But now that SJW have eradicated their most important symbol of racism from the South by exiling the confederate battle flag from public consciousness, they continue their march to deconstruct history for the sake of future generations of Utopian leftist.
The same progressives that insist on removal of civil war memorials in Louisiana may have found the next historical atrocity to expunge from the record, a symbol of French kings, and the very symbol that identifies a state and it's own history going back to before the founding of the United States, the Fleur de lis.
WWLTV - New Orleans:
"The fleur de lis is a symbol that is deeply ingrained in Louisiana's history. Seen in architecture, the state flag and on the helmets of the Saints, it's everywhere. But while it is now seen as the mark of our great state, it was once used to mark slaves.
"Code noir, those words are French and mean black code," said slave historian Dr. Ibrahima Seck. The black code was a set of regulations adopted in Louisiana in 1724 from other French colonies around the world, meant to govern the state's slave population. Seck said those rules included branding slaves with the fleur de lis as punishment for running away.

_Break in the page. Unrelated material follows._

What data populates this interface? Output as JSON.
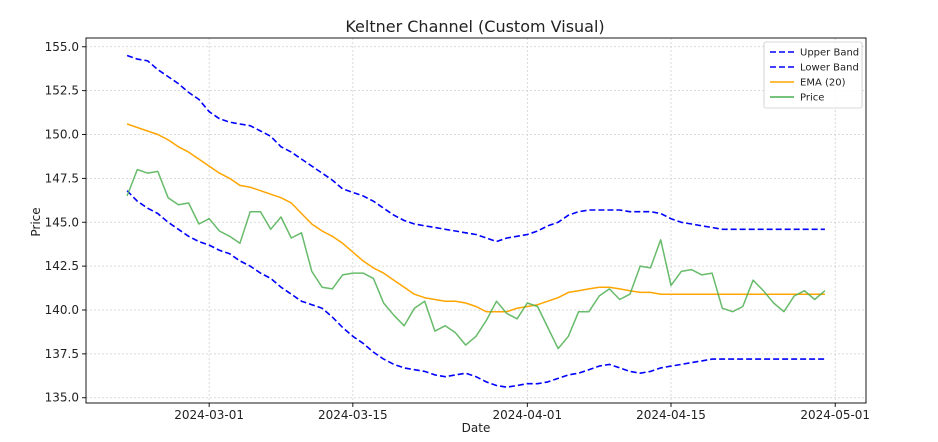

"He would be taken before a court and the sentence would be being branded on one shoulder and with the fleur de lis, and then they would crop their ears," Seck said.
Tulane history professor Terence Fitzmorris said the fleur de lis has roots in the French revolution and, similar to other symbols, was used as a mark of supremacy.

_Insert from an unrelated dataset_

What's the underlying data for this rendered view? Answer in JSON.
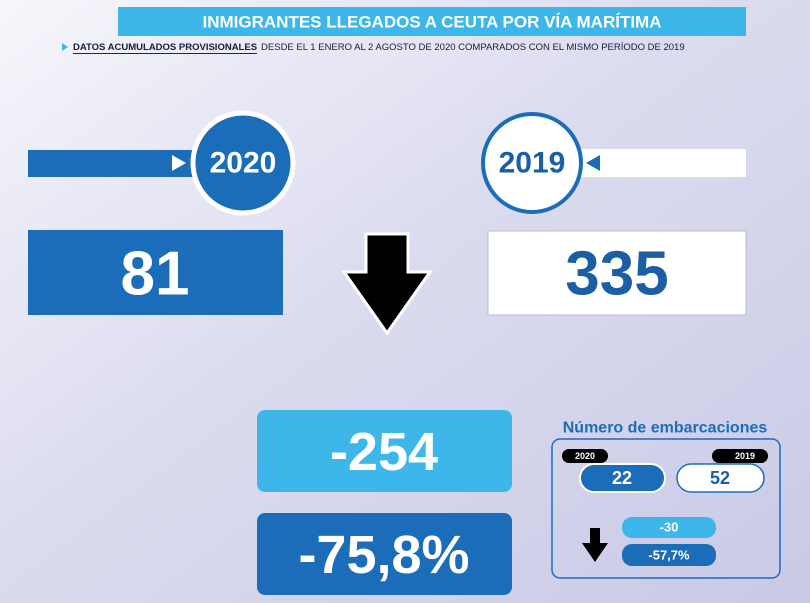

"It was a brutal way of scarring someone and also identifying someone as a particular troublemaker," Fitzmorris said.
Knowing the symbol has that dark history, should it be compared to the likes of the confederate flag? Fitzmorris said no.
"The fleur de lis was the symbol of a monarchy. The United States of America was a slave-holding republic, not just the south.
Where do you stop? Do you get rid of all symbols?"It's unfortunate that the fleur de lis was used in such a manner, We cannot change that. One part of me hopes the progressives continue their tirade against history, good or bad as they see it, and repeat the mistakes history tells us they made in the sixties, when sensible people rebelled and rejected the overbearing leftist rabble in the streets and took back their country in 1968 and 1972, and then again in 1980.